Elf Beauty has raised its annual sales and profit forecasts after surpassing first-quarter expectations on Thursday, driven by increased consumer traffic in stores and online for its affordable cosmetics and skincare offerings.
The beauty company, along with others in the industry, continues to benefit from sustained demand post-pandemic. Elf’s low-cost brands, including Naturium, Skin, and Cosmetics, remain popular among consumers, particularly those with tight budgets due to ongoing inflation.
Retail partners like Target, which stock Elf products, have also reported a significant rise in beauty product sales in recent months.
“We’ve observed that while consumers are becoming more selective, they are choosing Elf,” CEO Tarang Amin told Reuters.
Despite this positive outlook, Elf’s stock has declined by about 14% quarter-to-date. Investors have expressed concerns over potential rising tariffs on the company’s nearly 80% finished products manufactured in China, as well as increasing ocean freight costs, among other factors.
CEO Amin noted that if Republican presidential candidate Donald Trump were to win the upcoming election, any increase in tariffs on imports from China would primarily affect the company in fiscal 2026.
Earlier this year, Trump suggested reintroducing tariffs on China if he wins the presidential election in November, with the potential tariff rate exceeding 60%.
“We don’t favor a 60% tariff because it essentially amounts to a tax on American consumers,” Amin stated.

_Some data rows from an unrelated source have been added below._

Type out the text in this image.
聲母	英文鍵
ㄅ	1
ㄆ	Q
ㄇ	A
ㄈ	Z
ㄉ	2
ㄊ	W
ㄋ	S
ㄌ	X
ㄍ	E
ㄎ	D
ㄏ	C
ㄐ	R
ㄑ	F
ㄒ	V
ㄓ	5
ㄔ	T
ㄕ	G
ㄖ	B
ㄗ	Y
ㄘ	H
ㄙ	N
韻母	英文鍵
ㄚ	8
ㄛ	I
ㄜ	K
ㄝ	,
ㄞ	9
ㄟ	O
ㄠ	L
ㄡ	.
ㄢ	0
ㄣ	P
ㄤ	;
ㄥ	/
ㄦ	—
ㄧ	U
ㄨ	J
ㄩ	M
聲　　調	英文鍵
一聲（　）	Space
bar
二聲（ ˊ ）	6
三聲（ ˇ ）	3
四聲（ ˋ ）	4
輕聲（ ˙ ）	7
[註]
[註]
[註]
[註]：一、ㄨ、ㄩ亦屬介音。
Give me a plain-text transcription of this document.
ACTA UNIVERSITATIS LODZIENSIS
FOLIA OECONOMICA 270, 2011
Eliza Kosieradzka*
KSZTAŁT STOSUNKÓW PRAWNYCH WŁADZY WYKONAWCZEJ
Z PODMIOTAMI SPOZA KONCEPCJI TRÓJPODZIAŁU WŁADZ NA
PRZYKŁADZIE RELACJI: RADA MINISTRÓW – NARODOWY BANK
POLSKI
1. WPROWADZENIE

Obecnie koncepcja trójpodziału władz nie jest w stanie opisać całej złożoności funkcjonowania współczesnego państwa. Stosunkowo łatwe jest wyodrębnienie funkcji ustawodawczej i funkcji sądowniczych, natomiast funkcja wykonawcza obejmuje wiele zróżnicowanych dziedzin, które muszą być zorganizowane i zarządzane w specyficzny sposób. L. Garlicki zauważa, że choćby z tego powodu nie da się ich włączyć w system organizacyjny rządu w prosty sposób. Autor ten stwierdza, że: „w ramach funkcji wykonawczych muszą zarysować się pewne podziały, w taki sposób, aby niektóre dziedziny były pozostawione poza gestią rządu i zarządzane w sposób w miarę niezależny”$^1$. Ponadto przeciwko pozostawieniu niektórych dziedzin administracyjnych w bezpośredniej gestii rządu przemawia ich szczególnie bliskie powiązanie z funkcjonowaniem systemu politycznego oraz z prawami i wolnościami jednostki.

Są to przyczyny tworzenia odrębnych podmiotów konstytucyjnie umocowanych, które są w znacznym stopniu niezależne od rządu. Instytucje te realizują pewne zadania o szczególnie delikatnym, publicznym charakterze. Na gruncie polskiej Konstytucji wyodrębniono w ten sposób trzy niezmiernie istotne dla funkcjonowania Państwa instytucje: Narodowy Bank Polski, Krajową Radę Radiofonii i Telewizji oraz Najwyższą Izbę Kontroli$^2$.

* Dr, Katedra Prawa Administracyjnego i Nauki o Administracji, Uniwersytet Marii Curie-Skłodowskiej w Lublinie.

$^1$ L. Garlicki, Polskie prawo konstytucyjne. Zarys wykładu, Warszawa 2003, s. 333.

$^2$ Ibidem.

He added that the impact of such tariffs would be mitigated by raising product prices and diversifying supply chain operations.
Elf now projects 2025 sales to range between $1.28 billion and $1.30 billion, up from previous estimates of $1.23 billion to $1.25 billion.
The company also raised its forecast for annual adjusted earnings per share to between $3.36 and $3.41, compared to earlier projections of $3.20 to $3.25.
In the quarter ending June 30, Elf reported a 50% increase in net sales, reaching $324.5 million, surpassing expectations of approximately $304.7 million. Adjusted earnings per share came in at $1.10, exceeding the LSEG estimate of 84 cents.